20.03.2000  00:00 Uhr

- Pharmazie Govi-Verlag

Tinnituspatienten profitieren
von Analgetikum

von Elke Wolf, Frankfurt am Main

Was zunächst widersprüchlich anmutet, hat bei genauerer Betrachtung seinen Sinn. Membranstabilisierende Schmerzmittel, die auch zur Behandlung von chronischen Schmerzen eingesetzt werden, mildern oder beseitigen die Ohrgeräusche von Tinnituspatienten. Die Erklärung: Beim Tinnitus spielt sich der gleiche Chronifizierungsprozess im Gehirn ab wie bei chronischen Schmerzen.

Die Ergebnisse sind zwar erst anekdotischer Natur, da erst dreißig Fallberichte aus mehreren Zentren vorliegen. "Dieses Phänomen ist aber wissenschaftlich nachzuvollziehen", sagte Professor Dr. Gerhard Müller-Schwefe, Tagungspräsident des Deutschen Schmerztages 2000 und Präsident des Schmerztherapeutischen Kolloquiums. Man vermutet, dass es sich beim Tinnitus um eine akustische Phantomempfindung handelt, vergleichbar mit dem Phantomschmerz nach einer Amputation.

Ohrgeräusche entstehen nicht zwangsläufig im Ohr.
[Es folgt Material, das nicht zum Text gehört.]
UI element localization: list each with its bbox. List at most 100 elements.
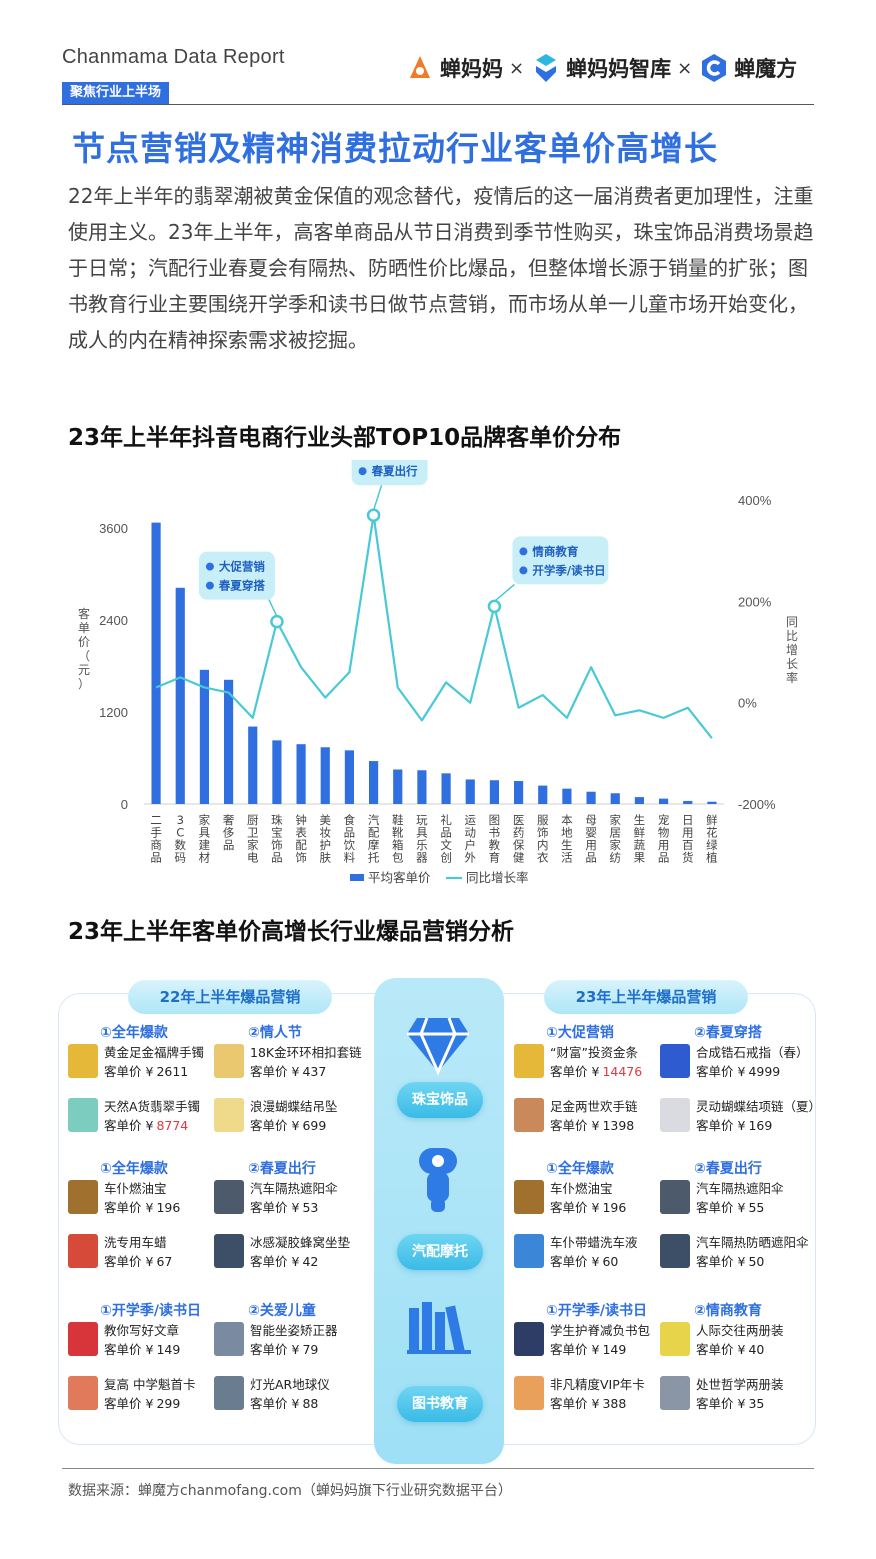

Heute macht man Neurone im Gehirn dafür verantwortlich, die eine Eigenaktivität entfalten. „Beim Tinnitus läuft das gleiche Chronifizierungsgeschehen im Gehirn ab wie bei chronischen Schmerzpatienten. Deshalb gibt es auch analog dem Schmerzgedächtnis ein Gedächtnis für chronische Ohrgeräusche„, informierte Müller-Schwefe. Die Neurone sind hyperaktiv, weil sich ihre Molekularstruktur geändert hat und sie verstärkt exprimiert werden, ohne dass entsprechende Außenreize stimulierend einwirken. Wer mehr über diese akustische Sensation erfahren will, dem sei der Titelbeitrag in der PZ 5/2000, Seite 11 angeraten.

Die neuronale Aktivität lasse sich aber herunterregeln, und zwar mit Flupirtin, einem Analgetikum, dass die Membranen von Nervenzellen im Gehin stabilisiert, erklärte Müller-Schwefe. Flupirtin drosselt den Calciumionen-Influx am NMDA-Rezeptor, und die spannungsabhängie Auslösung von synaptischen Potentialen verringert sich. Laut Müller-Schwefe könne Flupirtin deshalb die Ohrgeräusche abmildern oder ganz vertreiben. Patienten mit frisch aufgetretenem Tinnitus hätten am schnellsten auf die Behandlung angesprochen. Bestanden die Ohrgeräusche länger als drei bis sechs Monate, musste die Flupirtin-Therapie über längere Zeit fortgesetzt werden. Erst dann gelang es, die gebahnte Aktivität der Neuronen zu bremsen.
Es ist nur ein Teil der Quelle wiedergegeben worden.